Look at a wide spectrum of warrior cultures, like the Sengoku-era Japanese, the Maori, the Mongols, the late Republic and early Roman Empire, the Spartans, the Apache, and the Vikings. From honorable single combat to professional conscripted soldiers, from hunters-turned-conquerors to fearless raiders just trying to get by. There's a huge variety of what any person could consider a warrior culture. But is America such a culture?

Can you define a warrior culture by the percentage that participates in war? Japan may be disqualified if that's the case.

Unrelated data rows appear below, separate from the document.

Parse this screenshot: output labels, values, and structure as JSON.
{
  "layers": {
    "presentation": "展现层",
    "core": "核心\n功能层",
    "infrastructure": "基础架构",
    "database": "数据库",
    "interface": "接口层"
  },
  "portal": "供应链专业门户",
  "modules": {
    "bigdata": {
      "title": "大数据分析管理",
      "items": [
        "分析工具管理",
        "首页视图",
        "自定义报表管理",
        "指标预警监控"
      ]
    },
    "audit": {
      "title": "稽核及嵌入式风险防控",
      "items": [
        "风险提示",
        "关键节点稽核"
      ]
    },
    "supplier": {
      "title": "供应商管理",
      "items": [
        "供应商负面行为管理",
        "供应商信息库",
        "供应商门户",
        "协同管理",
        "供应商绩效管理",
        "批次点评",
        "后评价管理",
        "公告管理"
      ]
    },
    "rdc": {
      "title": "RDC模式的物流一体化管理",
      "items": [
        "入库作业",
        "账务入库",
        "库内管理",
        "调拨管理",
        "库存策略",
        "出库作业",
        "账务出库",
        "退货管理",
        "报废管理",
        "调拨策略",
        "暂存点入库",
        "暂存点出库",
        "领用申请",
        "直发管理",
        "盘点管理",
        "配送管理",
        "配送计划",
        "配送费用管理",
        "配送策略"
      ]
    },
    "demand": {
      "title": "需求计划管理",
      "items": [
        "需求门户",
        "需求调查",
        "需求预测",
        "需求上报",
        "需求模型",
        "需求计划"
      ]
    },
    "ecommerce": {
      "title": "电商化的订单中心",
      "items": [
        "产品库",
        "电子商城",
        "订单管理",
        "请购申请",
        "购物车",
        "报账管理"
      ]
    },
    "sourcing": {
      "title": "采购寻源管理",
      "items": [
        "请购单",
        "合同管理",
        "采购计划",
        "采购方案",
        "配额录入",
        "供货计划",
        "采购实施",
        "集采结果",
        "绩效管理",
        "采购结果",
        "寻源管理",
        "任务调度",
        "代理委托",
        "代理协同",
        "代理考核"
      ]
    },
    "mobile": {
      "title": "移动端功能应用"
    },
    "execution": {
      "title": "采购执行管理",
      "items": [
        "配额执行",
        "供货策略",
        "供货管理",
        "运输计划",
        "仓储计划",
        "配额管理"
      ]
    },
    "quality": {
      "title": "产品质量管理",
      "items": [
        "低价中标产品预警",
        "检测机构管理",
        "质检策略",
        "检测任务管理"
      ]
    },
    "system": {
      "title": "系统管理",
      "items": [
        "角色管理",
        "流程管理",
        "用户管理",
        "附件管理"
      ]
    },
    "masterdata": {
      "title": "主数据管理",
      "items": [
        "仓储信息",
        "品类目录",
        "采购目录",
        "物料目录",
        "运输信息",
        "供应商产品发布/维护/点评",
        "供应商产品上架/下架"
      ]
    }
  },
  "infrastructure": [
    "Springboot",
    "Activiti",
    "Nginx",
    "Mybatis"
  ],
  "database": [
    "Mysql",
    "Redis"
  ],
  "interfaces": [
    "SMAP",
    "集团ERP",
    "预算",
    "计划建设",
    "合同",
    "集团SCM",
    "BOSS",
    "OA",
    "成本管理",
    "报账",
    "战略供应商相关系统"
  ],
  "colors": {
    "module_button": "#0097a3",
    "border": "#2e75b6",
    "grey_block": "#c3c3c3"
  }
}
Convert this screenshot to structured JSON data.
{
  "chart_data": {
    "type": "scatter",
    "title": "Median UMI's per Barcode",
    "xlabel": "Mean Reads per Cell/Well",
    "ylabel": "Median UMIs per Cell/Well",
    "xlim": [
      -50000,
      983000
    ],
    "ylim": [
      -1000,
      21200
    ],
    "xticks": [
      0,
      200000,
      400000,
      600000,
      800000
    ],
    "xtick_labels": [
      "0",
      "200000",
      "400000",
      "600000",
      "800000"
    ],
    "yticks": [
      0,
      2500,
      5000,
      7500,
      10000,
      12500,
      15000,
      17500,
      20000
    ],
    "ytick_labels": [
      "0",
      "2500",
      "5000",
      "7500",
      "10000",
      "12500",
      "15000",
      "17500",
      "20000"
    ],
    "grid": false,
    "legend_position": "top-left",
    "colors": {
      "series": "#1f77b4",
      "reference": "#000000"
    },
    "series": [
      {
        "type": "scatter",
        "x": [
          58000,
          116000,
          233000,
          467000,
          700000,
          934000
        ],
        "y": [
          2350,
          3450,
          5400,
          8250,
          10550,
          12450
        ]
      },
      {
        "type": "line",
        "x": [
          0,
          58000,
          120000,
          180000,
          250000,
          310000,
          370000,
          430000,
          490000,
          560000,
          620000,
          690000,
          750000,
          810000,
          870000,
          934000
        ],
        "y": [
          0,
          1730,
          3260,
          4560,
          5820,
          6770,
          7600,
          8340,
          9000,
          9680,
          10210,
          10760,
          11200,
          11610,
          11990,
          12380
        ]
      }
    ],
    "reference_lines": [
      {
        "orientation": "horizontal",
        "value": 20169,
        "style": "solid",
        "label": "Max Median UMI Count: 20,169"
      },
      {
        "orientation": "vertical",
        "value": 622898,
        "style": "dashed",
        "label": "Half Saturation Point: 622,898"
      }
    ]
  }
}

Perhaps the percentage of time that the society spends in warfare versus in peace? But if that were the case, a great many nations, societies, and cultures would qualify that normally one would not think of as a warrior culture.

Maybe discipline? Discipline takes many forms and is worth talking about... although America has pretty much everything but discipline.

Maybe a willingness to die in combat? Is that for the entire population or just the warriors?Have we ever had it? Other than the South in the "War of Northern Aggression" and the Nation after Pearl Harbor there has always been a strong anti-war voice in America.

SeriousStudent
05-19-15, 21:45
Sadly, no. As noted above, subcultures. Maybe even subcultures within subcultures.

This is a good read: http://www.amazon.com/Stoic-Warriors-Ancient-Philosophy-Military/dp/019531591X/ref=sr_1_1?ie=UTF8&qid=1431967953&sr=8-1&keywords=stoic+warriors

That's a good book, I have it in my library.

And Marcus Aurelius should be required reading in school.

Hank6046
05-19-15, 22:30
That's a good book, I have it in my library.

And Marcus Aurelius should be required reading in school.

Great book, and this will never be taught in schools. “Everything we hear is an opinion, not a fact. Everything we see is a perspective, not the truth.” Marcus Aurelius, Meditations.